Bottom line: A lot is going on here. First, this is a retrospective study, which limits the number of variables that can be collected reliably. It also makes it much more difficult to perform regression analysis because there are many other possible variables to control for than just the ones collected. 

Next, as quoted in bullet point 4 above, this study can’t show that whole blood was protective, only that it was (maybe) associated with decreased VTE when the variables they collected were controlled. 

Most of the confidence intervals for the “significant” results were very close to the 1.0 line. This leaves the possibility that the result could easily be changed by adding other pertinent variables not included in the data.

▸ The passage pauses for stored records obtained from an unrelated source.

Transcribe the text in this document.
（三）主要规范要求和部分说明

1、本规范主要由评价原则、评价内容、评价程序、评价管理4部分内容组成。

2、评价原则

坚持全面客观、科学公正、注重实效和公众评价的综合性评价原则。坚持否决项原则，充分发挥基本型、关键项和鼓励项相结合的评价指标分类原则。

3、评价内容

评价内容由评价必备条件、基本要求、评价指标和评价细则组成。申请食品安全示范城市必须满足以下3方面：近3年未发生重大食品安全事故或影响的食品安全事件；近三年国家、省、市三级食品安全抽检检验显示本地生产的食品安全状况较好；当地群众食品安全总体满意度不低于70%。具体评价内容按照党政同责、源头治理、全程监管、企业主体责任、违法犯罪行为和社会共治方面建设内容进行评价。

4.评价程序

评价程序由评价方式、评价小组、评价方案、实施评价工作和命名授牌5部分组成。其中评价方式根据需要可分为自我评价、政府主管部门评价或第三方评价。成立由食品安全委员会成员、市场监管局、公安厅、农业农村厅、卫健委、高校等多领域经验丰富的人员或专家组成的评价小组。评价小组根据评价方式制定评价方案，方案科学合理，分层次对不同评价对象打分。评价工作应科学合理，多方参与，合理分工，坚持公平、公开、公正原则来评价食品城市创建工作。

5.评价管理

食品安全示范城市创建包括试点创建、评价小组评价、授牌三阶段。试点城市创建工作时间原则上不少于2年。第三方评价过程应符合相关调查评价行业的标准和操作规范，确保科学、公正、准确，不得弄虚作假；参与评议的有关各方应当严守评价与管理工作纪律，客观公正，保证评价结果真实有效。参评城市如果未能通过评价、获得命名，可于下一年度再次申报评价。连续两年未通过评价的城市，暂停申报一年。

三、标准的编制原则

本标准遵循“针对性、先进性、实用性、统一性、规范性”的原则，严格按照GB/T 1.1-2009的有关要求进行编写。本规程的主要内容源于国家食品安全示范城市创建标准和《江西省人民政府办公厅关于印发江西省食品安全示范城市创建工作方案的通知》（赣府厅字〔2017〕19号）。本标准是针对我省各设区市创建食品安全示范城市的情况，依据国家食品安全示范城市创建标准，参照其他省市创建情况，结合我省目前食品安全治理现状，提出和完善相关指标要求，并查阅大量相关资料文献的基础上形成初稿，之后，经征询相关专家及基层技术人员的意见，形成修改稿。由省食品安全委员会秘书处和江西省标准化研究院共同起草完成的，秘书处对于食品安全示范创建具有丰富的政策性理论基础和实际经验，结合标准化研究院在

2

The only impressive one was the association of TXA exposure and VTE. I think this demands further work.

The authors need to answer several questions in their presentation to help explain the results:

  • Was there any relationship between the number of units of packed cells given and the likelihood of VTE?
  • Similarly, was there a relationship between the number of units of whole blood and possible “protection” from VTE?
  • Did you examine other physiologic or anatomic variables and their relationship with VTE? Specific ones that come to mind are shock, long bone or spine fractures, and TBI. These are some of the variables that need to be included in the regression model to improve it.

Overall, this is an interesting abstract that makes one think. But it either needs some good explanations during the presentation or additional data analysis to make it even more interesting.

Reference: Does whole blood resuscitation increase risk for venous thromboembolism in trauma patients? A comparison of component therapy vs whole blood in 3468 patients. EAST 2024, Podium paper 33.